La situation sécuritaire continue de se détériorer dans le département de l’Artibonite. Au moins trois policiers et un civil ont perdu la vie le vendredi 29 mai lors d’une importante opération menée par la Police nationale d’Haïti (PNH) contre des groupes armés dans la zone de Carrefour Robert, sur la route de Verrettes.
Selon les informations communiquées par le Haut Commandement de la PNH, les unités policières engagées dans cette intervention ont essuyé des tirs nourris de la part de membres de gangs lourdement armés. Les forces de l’ordre ont riposté, infligeant des pertes importantes aux assaillants.
Des images diffusées sur les réseaux sociaux ont montré les corps sans vie de plusieurs policiers, exposés et profanés par des individus armés opérant dans la région de Savien. Ces scènes ont suscité une vive émotion au sein de la population et relancé les inquiétudes concernant l’emprise grandissante des groupes criminels dans l’Artibonite.
Dans un communiqué publié par la suite, la PNH a annoncé que ses unités spécialisées étaient parvenues à récupérer les corps des trois policiers ainsi que celui du civil décédés lors de l’opération. L’institution a précisé que cette mission a été rendue possible grâce à la mobilisation constante de ses forces sur le terrain et à la collaboration de certains habitants de la zone.
Le Haut Commandement de la PNH a salué la mémoire des agents tombés dans l’exercice de leurs fonctions et présenté ses condoléances à leurs familles ainsi qu’à leurs collègues. Il a également réaffirmé sa détermination à poursuivre la lutte contre les groupes armés qui sèment la terreur dans le département.
Parallèlement, les opérations policières se poursuivent dans plusieurs localités de l’Artibonite. La PNH affirme avoir saisi des armes, des munitions et d’autres matériels stratégiques lors d’interventions menées notamment dans la zone de Bélair, présentée comme l’un des bastions du chef de gang connu sous le nom de Jamley.
Réactions politiques
L’assassinat des policiers a provoqué de nombreuses réactions au sein de la classe politique.
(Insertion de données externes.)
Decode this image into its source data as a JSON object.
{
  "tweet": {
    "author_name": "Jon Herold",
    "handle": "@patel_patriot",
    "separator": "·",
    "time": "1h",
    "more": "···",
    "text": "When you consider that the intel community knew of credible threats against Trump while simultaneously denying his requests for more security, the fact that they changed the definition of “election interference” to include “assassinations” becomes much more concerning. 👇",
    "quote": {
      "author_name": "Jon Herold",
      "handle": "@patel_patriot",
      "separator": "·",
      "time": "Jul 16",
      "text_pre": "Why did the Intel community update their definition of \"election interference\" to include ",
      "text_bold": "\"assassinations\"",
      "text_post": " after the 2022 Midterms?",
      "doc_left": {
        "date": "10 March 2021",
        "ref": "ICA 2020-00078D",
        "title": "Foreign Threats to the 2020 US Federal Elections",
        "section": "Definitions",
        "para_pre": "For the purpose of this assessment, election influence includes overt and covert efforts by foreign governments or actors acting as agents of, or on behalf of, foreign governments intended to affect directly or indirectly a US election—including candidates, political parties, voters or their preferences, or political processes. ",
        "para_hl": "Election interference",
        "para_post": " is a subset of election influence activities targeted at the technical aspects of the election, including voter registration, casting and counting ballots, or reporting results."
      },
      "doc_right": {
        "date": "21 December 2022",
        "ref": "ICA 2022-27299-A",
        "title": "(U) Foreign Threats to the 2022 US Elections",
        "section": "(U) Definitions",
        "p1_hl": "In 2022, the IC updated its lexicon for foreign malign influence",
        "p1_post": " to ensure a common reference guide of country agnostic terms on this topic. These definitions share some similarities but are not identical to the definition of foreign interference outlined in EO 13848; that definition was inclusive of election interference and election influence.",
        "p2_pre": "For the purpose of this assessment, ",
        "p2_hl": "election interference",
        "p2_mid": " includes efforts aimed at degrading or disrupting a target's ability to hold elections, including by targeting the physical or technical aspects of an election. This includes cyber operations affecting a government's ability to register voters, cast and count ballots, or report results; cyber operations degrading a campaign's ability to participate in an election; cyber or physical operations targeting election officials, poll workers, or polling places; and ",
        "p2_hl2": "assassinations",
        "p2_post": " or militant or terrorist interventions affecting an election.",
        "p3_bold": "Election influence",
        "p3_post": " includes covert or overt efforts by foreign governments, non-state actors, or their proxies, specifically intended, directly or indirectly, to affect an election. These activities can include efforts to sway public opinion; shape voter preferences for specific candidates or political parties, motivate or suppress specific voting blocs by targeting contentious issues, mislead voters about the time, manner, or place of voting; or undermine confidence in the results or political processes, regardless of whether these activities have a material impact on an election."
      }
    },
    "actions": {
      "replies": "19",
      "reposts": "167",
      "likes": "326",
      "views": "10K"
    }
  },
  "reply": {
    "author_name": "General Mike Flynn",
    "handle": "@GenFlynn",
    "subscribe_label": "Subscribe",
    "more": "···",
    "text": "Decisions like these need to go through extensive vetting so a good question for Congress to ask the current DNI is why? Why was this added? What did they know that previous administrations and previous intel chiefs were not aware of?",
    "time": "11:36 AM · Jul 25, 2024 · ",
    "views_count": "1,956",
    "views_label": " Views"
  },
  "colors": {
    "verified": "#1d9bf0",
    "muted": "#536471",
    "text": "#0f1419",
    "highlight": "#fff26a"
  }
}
Dans une note publiée ce dimanche, le parti UNIR a exprimé sa solidarité envers les familles des victimes et dénoncé la dégradation continue du climat sécuritaire.
Par la voix de son coordonnateur national, Clarens Renois, cette structure politique estime que la multiplication des attaques contre les forces de l’ordre témoigne de la gravité de la crise actuelle. Le parti remet également en question l’efficacité des stratégies mises en œuvre jusqu’à présent pour combattre les groupes armés.
UNIR s’est notamment interrogé sur les résultats de la Mission multinationale d’appui à la sécurité (MMAS), estimant que la persistance des violences impose une réévaluation des approches adoptées. Le parti appelle les autorités nationales et leurs partenaires internationaux à renforcer leurs actions afin de mieux protéger la population et les agents chargés de faire respecter l’ordre public.
Le programme P4000+ pour renforcer les effectifs policiers
Alors que les défis sécuritaires demeurent considérables, la PNH poursuit son programme de renforcement institutionnel baptisé « P4000+ ». Mis en œuvre avec l’appui des États-Unis, à travers l’International Narcotics and Law Enforcement Affairs (INL), du Canada et du Bureau intégré des Nations unies en Haïti (BINUH), ce programme vise à former plus de 4 000 nouveaux policiers.
Après l’intégration de 877 agents issus de la 35e promotion, l’institution s’apprête à accueillir les 1 200 aspirants policiers de la 36e promotion, dont 239 femmes. La cérémonie officielle de graduation est prévue à l’École nationale de Police, à la route de Frères.
La PNH souligne également que le processus de recrutement se poursuit en vue de la formation de la 37e promotion, dans le but d’augmenter les capacités opérationnelles de l’institution et de répondre plus efficacement à la montée de l’insécurité sur le territoire national.